The University of Nottingham confirmed the breach on Wednesday, a day after ShinyHunters leaked the school’s data, and Oracle issued an out-of-band security alert. The Register reports it is unclear whether Oracle has issued a patch to fix the security flaw. Oracle was also contacted for comment by The Register and did not respond. Meanwhile, Google-owned Mandiant CTO Charles Carmakal warned on LinkedIn on Thursday that PeopleSoft is one of two zero-day vulnerabilities “actively being exploited in the wild,” and wrote that Oracle released mitigations and patches should come “soon.” The other actively exploited zero-day, for the record, is a Cisco Catalyst SD-WAN Manager vulnerability.
For executives and boards, the second-order implications are the ugly part. First, extortion pressure is moving on a compressed clock: ShinyHunters posted and published within the same day in Nottingham’s case, and claims more than 100 victims. That rhythm can strain legal, communications, and incident response teams, especially when they are still waiting on vendor patches or determining scope. Second, PeopleSoft is widely deployed across institutions and enterprises, so governance teams cannot treat this as a narrow IT fix. When your student records, payroll, and billing are in the same enterprise suite, breach impacts typically cascade into privacy exposure, potential fraud risk, regulatory scrutiny, and operational disruption.
Third, the “300 vulnerable instances” detail matters because it suggests a pattern, not an isolated event.
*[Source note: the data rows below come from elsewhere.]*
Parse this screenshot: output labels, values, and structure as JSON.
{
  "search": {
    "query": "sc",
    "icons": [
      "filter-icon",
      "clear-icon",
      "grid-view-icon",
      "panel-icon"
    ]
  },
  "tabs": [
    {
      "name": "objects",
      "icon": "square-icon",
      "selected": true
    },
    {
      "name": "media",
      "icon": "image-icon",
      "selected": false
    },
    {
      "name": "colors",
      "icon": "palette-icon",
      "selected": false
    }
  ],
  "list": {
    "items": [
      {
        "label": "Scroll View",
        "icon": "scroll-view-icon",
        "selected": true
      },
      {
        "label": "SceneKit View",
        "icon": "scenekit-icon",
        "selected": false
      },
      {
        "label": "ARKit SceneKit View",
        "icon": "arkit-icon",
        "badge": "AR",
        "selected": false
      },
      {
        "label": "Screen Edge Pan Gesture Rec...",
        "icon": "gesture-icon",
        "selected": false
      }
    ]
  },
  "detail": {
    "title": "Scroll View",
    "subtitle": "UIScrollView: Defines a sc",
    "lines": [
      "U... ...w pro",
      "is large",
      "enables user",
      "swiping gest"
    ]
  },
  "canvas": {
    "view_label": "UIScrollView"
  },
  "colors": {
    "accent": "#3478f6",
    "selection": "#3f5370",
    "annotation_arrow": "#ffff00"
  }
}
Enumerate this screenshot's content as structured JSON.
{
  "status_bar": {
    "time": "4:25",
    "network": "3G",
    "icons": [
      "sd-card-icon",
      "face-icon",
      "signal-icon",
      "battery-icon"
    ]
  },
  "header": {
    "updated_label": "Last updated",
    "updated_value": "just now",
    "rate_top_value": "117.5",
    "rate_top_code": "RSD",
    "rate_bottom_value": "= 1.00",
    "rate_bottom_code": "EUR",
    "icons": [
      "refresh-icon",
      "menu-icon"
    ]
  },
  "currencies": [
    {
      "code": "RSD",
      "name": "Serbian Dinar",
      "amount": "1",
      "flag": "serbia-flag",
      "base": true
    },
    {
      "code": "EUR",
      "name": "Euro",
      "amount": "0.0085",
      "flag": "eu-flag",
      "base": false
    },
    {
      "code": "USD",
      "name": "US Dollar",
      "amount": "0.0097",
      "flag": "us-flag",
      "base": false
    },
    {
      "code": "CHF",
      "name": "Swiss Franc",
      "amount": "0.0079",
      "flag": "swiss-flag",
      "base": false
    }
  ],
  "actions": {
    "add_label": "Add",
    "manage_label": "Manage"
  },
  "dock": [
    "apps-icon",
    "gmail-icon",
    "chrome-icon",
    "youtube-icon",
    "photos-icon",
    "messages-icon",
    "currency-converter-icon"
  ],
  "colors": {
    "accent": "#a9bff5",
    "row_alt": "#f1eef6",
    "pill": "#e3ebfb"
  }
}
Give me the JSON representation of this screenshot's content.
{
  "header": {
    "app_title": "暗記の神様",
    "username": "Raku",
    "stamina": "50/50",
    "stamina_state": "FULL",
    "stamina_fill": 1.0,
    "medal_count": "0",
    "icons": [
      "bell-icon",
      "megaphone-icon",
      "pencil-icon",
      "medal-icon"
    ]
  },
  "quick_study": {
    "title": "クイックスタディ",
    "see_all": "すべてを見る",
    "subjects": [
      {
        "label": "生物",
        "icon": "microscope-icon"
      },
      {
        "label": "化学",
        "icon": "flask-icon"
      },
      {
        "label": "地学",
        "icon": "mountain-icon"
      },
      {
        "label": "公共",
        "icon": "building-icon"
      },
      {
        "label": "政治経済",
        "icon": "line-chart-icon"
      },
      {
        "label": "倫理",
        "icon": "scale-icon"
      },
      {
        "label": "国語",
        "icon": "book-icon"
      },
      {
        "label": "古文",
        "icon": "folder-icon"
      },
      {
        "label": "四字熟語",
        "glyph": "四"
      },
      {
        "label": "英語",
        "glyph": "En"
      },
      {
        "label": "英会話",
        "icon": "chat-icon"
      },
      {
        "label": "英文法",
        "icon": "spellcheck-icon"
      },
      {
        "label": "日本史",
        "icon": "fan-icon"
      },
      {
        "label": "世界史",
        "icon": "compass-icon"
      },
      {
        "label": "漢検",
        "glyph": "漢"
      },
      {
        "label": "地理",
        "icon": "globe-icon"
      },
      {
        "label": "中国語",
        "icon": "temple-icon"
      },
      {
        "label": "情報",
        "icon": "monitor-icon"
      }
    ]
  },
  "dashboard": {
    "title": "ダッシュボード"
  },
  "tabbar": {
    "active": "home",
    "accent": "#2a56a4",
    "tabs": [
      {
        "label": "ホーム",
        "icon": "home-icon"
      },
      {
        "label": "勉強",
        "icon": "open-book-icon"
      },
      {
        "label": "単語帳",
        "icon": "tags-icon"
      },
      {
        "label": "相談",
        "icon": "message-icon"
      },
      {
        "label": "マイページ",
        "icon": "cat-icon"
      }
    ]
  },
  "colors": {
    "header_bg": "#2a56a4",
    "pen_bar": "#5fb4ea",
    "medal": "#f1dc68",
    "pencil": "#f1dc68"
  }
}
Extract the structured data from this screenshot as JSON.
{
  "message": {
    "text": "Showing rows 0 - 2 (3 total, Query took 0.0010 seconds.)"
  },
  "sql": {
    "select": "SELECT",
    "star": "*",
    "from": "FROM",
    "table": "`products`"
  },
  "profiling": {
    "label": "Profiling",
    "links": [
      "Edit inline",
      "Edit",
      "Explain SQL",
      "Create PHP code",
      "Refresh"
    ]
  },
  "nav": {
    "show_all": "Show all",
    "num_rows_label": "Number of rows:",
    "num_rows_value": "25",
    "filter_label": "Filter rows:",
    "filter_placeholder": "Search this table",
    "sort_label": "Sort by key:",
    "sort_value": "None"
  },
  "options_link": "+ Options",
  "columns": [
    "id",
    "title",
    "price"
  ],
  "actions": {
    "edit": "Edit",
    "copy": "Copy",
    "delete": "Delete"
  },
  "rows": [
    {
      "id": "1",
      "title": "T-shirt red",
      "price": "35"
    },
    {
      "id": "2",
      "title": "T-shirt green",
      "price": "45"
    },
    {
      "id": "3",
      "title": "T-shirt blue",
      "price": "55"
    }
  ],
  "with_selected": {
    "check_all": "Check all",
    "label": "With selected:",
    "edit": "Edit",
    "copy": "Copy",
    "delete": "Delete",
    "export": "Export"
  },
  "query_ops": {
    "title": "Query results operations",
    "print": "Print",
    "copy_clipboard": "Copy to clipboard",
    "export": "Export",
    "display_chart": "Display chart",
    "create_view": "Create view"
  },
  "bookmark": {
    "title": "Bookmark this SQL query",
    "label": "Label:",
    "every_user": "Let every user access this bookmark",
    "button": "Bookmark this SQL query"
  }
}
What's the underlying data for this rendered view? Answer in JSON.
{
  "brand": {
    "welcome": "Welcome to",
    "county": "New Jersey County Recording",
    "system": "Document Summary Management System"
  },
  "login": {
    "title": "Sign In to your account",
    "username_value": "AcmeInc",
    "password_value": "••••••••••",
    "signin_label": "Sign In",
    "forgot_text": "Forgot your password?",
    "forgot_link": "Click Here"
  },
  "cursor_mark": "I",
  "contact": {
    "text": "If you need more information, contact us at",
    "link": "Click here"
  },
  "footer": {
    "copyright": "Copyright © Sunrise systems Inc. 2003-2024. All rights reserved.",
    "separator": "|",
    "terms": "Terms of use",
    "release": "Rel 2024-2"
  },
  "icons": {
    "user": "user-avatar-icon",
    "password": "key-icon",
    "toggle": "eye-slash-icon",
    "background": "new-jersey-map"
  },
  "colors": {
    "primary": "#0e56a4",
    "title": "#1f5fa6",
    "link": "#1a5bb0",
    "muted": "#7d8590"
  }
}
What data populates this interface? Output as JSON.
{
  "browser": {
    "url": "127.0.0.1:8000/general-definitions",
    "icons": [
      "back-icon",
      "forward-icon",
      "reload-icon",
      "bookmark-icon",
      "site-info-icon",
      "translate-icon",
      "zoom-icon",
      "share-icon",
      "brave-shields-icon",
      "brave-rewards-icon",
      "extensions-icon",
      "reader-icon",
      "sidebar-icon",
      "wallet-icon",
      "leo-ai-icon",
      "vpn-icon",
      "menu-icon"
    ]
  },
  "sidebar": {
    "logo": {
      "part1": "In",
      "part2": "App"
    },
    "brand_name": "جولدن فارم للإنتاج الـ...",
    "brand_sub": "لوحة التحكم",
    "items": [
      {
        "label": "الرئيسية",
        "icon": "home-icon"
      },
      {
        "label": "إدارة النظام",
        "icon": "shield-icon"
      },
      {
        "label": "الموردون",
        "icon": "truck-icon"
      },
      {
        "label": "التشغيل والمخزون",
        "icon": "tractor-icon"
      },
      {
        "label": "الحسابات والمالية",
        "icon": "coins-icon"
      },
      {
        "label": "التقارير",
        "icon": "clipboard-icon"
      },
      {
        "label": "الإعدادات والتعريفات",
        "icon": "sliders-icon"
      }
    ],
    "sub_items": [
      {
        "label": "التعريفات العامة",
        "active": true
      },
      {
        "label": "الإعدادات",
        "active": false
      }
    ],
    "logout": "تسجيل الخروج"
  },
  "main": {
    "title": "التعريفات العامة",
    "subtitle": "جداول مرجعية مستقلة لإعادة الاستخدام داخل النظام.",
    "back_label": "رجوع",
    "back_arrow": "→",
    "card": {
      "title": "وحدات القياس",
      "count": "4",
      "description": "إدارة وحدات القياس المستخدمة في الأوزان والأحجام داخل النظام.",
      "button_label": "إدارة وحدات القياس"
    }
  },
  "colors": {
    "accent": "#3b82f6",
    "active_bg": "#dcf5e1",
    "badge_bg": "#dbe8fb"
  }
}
ShinyHunters says it exploited the flaw across 300 vulnerable instances, which implies many endpoints were reachable and perhaps mismanaged. That is a board-level conversation about asset inventory, segmentation, exposure management, and how fast your organization can validate that mitigations and patches actually apply across the environment, not just in one test case.
So what should leaders take from this? The headline is the symptom: a 9.8 CVSS Oracle PeopleSoft 0-day is being exploited in the wild, with theft plus extortion claims across more than 100 organizations. The deeper stake is whether your organization can detect and contain a remote, unauthenticated takeover path fast enough to prevent data theft, and whether your vendor and internal patch cycle closes the window before attackers decide the next victim is on the leak site. If you run PeopleSoft, the strategic question is no longer “will this happen?” but “how quickly can we prove we are not next?”